Analysts also said mid-size telecommunications firms could stand to benefit in the current market after a series of profit warnings in recent months from the likes of Alternative Networks PLC, Maintel Holdings PLC, and KCOM Group PLC, a Hull based telecommunications and internet provider, pushed such companies into significant restructuring.

“With these companies cutting so many costs, plotting how their positioning will look when the market recovers becomes difficult. But, if you look at KCOM, it’s a highly cash-generative business with a flexibility you may not get from a tier one,” said FinnCap’s Darley.
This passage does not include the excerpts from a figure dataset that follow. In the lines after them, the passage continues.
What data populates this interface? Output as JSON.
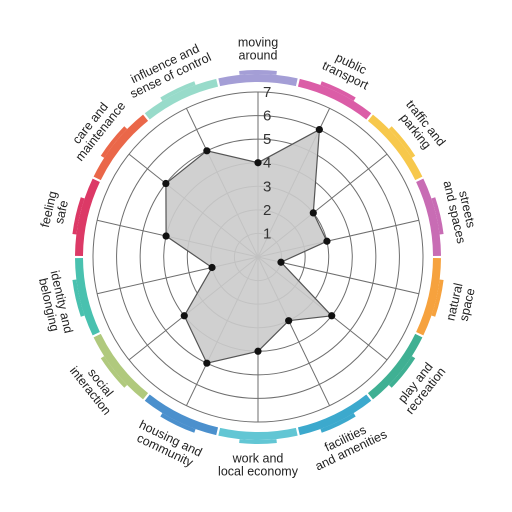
{
  "chart_data": {
    "type": "radar",
    "title": "",
    "categories": [
      [
        "moving",
        "around"
      ],
      [
        "public",
        "transport"
      ],
      [
        "traffic and",
        "parking"
      ],
      [
        "streets",
        "and spaces"
      ],
      [
        "natural",
        "space"
      ],
      [
        "play and",
        "recreation"
      ],
      [
        "facilities",
        "and amenities"
      ],
      [
        "work and",
        "local economy"
      ],
      [
        "housing and",
        "community"
      ],
      [
        "social",
        "interaction"
      ],
      [
        "identity and",
        "belonging"
      ],
      [
        "feeling",
        "safe"
      ],
      [
        "care and",
        "maintenance"
      ],
      [
        "influence and",
        "sense of control"
      ]
    ],
    "values": [
      4,
      6,
      3,
      3,
      1,
      4,
      3,
      4,
      5,
      4,
      2,
      4,
      5,
      5
    ],
    "rlim": [
      0,
      7
    ],
    "ticks": [
      1,
      2,
      3,
      4,
      5,
      6,
      7
    ],
    "grid": true,
    "colors": {
      "fill": "#cbcbcb",
      "stroke": "#555555",
      "grid": "#6e6e6e",
      "segments": [
        "#9c96d2",
        "#d84fa0",
        "#f6c33d",
        "#c35fae",
        "#f59a2e",
        "#2fa98a",
        "#2ba2c9",
        "#55c1d0",
        "#3c87c9",
        "#a9c472",
        "#39bca8",
        "#d92859",
        "#e85a3a",
        "#8fd8c6"
      ]
    }
  }
}
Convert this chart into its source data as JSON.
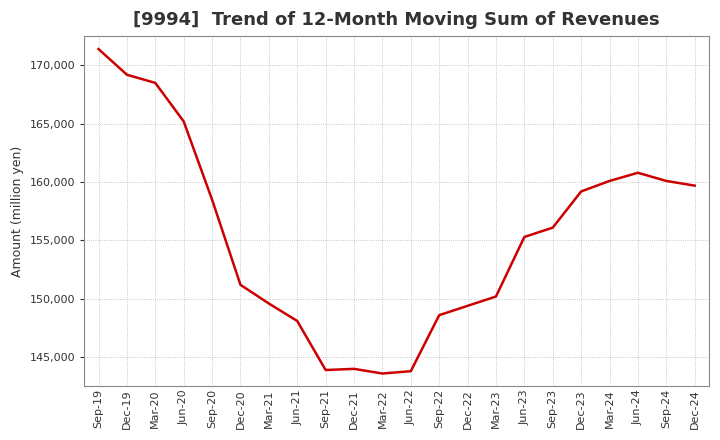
{
  "title": "[9994]  Trend of 12-Month Moving Sum of Revenues",
  "ylabel": "Amount (million yen)",
  "line_color": "#cc0000",
  "background_color": "#ffffff",
  "plot_bg_color": "#ffffff",
  "grid_color": "#999999",
  "x_labels": [
    "Sep-19",
    "Dec-19",
    "Mar-20",
    "Jun-20",
    "Sep-20",
    "Dec-20",
    "Mar-21",
    "Jun-21",
    "Sep-21",
    "Dec-21",
    "Mar-22",
    "Jun-22",
    "Sep-22",
    "Dec-22",
    "Mar-23",
    "Jun-23",
    "Sep-23",
    "Dec-23",
    "Mar-24",
    "Jun-24",
    "Sep-24",
    "Dec-24"
  ],
  "y_values": [
    171400,
    169200,
    168500,
    165200,
    158500,
    151200,
    149600,
    148100,
    143900,
    144000,
    143600,
    143800,
    148600,
    149400,
    150200,
    155300,
    156100,
    159200,
    160100,
    160800,
    160100,
    159700
  ],
  "ylim_min": 142500,
  "ylim_max": 172500,
  "yticks": [
    145000,
    150000,
    155000,
    160000,
    165000,
    170000
  ],
  "title_fontsize": 13,
  "title_color": "#333333",
  "ylabel_fontsize": 9,
  "tick_fontsize": 8,
  "line_width": 1.8
}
KCOM’s Chief Financial Officer Paul Simpson said that a company like KCOM will always have the advantage of bespoke products and services, something that larger peers can’t always offer “The larger you are, the more difficult it is to bespoke a product every time somebody rings you, but our size gives us a flexibility that you may not find with the larger players,” Simpson said.

It would be futile for a company like KCOM to buy up smaller networks to try and compete with tier one companies, he said.”We are a long way behind BT and C&W in terms of the size of our network; in this respect we’re much better off utilizing other people’s networks in combination with our own to drive our offering.”

The restructuring of the company’s operations has revolved around getting its Integration and Managed Services unit back to profitability. The company always had a very cash-generative business on one side of the fence and that “there would be no point in buying a smaller network unless it gave extra reach, and was underpinned by cost savings,” Simpson said.

Redstone PLC, a smaller communications services provider, is a unique investment case. The company operates very closely within the limit of its banking covenants and could stand to benefit from consolidation more than other smaller players.

The company migrated up the value chain to focus on much larger contracts to facilitate growth. While it has a strong sales pipeline, it faces cash flow problems as clients delay on contracts, according to FinnCap’s Darley.

Of the smaller telcos, Redstone is trapped in a financial straightjacket where it can’t generate sufficient cash to consider making significant acquisitions, Carse said.

This, therefore, pushes it toward one of two possible outcomes: either forge further partnerships with tier one players or look at the benefits of consolidation.

Carse said a merger or acquisition was still conceivable with Redstone, the shares of which have lost 85% of their value in the past 12 months, although it was more likely to be initiated by a tier one player who possessed “greater financial fire power.”

“The risks in the interim are significant, as are the rewards in the long run. However, there is no incentive to own the stock until those rewards are closer,” Darley said.

When asked Redstone didn’t wish to provide comment.

Analysts also cautioned about the dangers of “catching a falling knife.””If we’ve hit the bottom of the macro trend, then consolidation holds fewer perception risks,” said Darley, referring to the benefits of consolidation in an environment which would typically limit organic growth.

While the current market is still very uncertain, analysts are confident that there are benefits awaiting some smaller companies.”Apocalypse phase one, is passing,” said Darley.

“Direct company action on the balance sheets through initial and far-reaching cost-saving measures has resulted in more partnership deals and bespoke services, which has allowed them to reinforce their areas of business,” he said.

“There’s a proliferation of smaller telco companies which serve the SME market better than a tier one company can offer…investors should still be braced for volatility but understand that there are some highly cash-generative businesses on in this market trading at very much knocked-down prices,” Carse said.